Etwa 80 Prozent der kenianischen Bevölkerung (30 Millionen Menschen) leben von der Landwirtschaft. Ein Drittel davon hat keinen Zugang zu Bankdienstleistungen. Zudem verfügt der durchschnittliche Bauer nur über eine Fläche von 2,5 Hektar. Das macht das Überleben schwierig und begünstigt die Landflucht.

Juhudi Kilimo ist Suaheli und bedeutet „Eifer beim Ackerbau“. Es begann 2004 als Projekt innerhalb der NGO KDA (Kenia Republic Development Agency), die Forschung und Produktentwicklung im Bereich der Mikrofinanz betreibt. Seit 2009 ist Juhudi Kilimo ein unabhängiges Unternehmen, das Kleinbauern bei ihrer Arbeit unterstützt.

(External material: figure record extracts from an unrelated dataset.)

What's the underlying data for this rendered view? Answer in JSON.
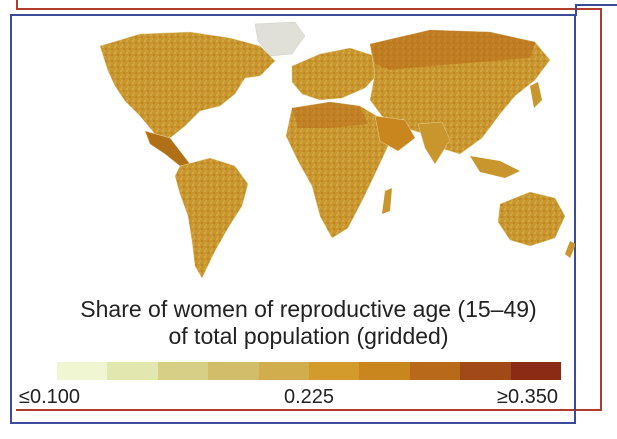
{
  "title": {
    "line1": "Share of women of reproductive age (15–49)",
    "line2": "of total population (gridded)"
  },
  "legend": {
    "colors": [
      "#f0f5d2",
      "#e1e7ae",
      "#d7cf86",
      "#d2bd6a",
      "#d2ad4e",
      "#d39a2c",
      "#c9861f",
      "#b8691a",
      "#a24a17",
      "#8a2c15"
    ],
    "label_min": "≤0.100",
    "label_mid": "0.225",
    "label_max": "≥0.350"
  },
  "colors": {
    "map_fill": "#c8962c",
    "map_dark": "#b07018",
    "map_light": "#d9b455",
    "frame_red": "#b33b2e",
    "frame_blue": "#3c4a9a"
  }
}
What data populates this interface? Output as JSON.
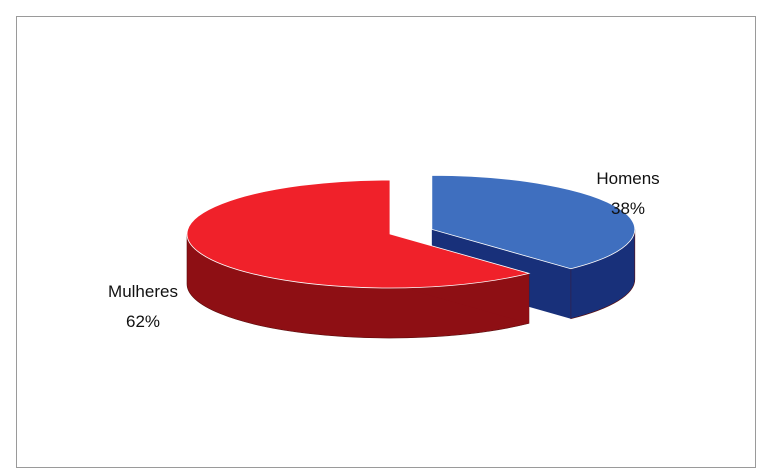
{
  "chart_data": {
    "type": "pie",
    "categories": [
      "Mulheres",
      "Homens"
    ],
    "values": [
      62,
      38
    ],
    "labels": [
      {
        "name": "Mulheres",
        "percent": "62%"
      },
      {
        "name": "Homens",
        "percent": "38%"
      }
    ],
    "colors": {
      "Mulheres": {
        "top": "#f0212a",
        "side": "#8e0f14"
      },
      "Homens": {
        "top": "#3f6fbf",
        "side": "#18307a"
      }
    },
    "exploded": "Homens",
    "style": "3d",
    "legend": "none",
    "grid": false
  }
}
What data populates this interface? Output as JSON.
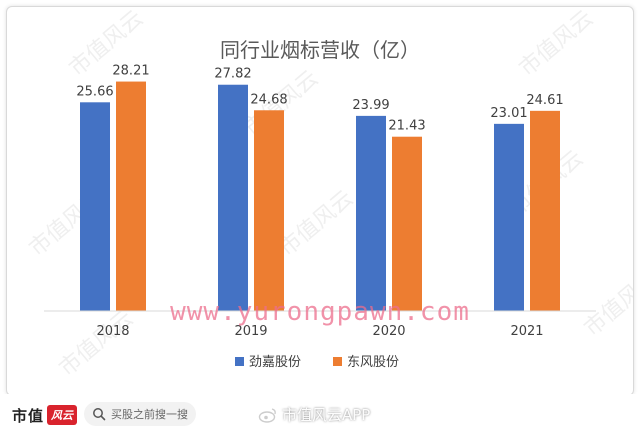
{
  "chart_data": {
    "type": "bar",
    "title": "同行业烟标营收（亿）",
    "categories": [
      "2018",
      "2019",
      "2020",
      "2021"
    ],
    "series": [
      {
        "name": "劲嘉股份",
        "values": [
          25.66,
          27.82,
          23.99,
          23.01
        ],
        "color": "#4472c4"
      },
      {
        "name": "东风股份",
        "values": [
          28.21,
          24.68,
          21.43,
          24.61
        ],
        "color": "#ed7d31"
      }
    ],
    "ylim": [
      0,
      30
    ],
    "grid": false,
    "legend": "bottom",
    "value_labels": true
  },
  "overlay_watermark": "www.yurongpawn.com",
  "background_watermark": "市值风云",
  "footer": {
    "logo_text": "市值",
    "logo_badge": "风云",
    "search_placeholder": "买股之前搜一搜",
    "search_icon": "search-icon",
    "weibo_icon": "weibo-icon",
    "weibo_text": "市值风云APP"
  }
}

Landwirtschaftlich gebundene Mikrokredite und Trainings für Kleinstbauern fördern deren Autonomie und stärken lokale Wirtschaftsstrukturen.

Juhudi Kilimo, Mikrokreditunternehmen in Kenia

Juhudi Kilimo stellt Mikrokredite für kleinbäuerliche Betriebe zur Verfügung, mit denen diese „Wirtschaftsgüter“ kaufen können, die sofort Einnahmen generieren (Kühe, Ziegen, Hühner, Fische, …). Die Nutztiere sind zugleich die Besicherung, so hat der Farmer beinahe kein Risiko. Außerdem bietet Juhudi Kilimo technische Unterstützung, vermittelt Basis-Know-how und hilft bei der Vermarktung.

Zurzeit verfügt Juhudi Kilimo über 60 MitarbeiterInnen und – neben dem Hauptquartier in Nairobi – über 8 Filialen, quer über Kenia verteilt. An 10.000 Betriebe sind Mikrokredite vergeben, bis 2015 wollen sie 25.000 Farmen erreichen. Auch neueste Technologien kommen zum Einsatz: Handys stellen eine schnelle Abrechnung und flexible Kommunikation sicher.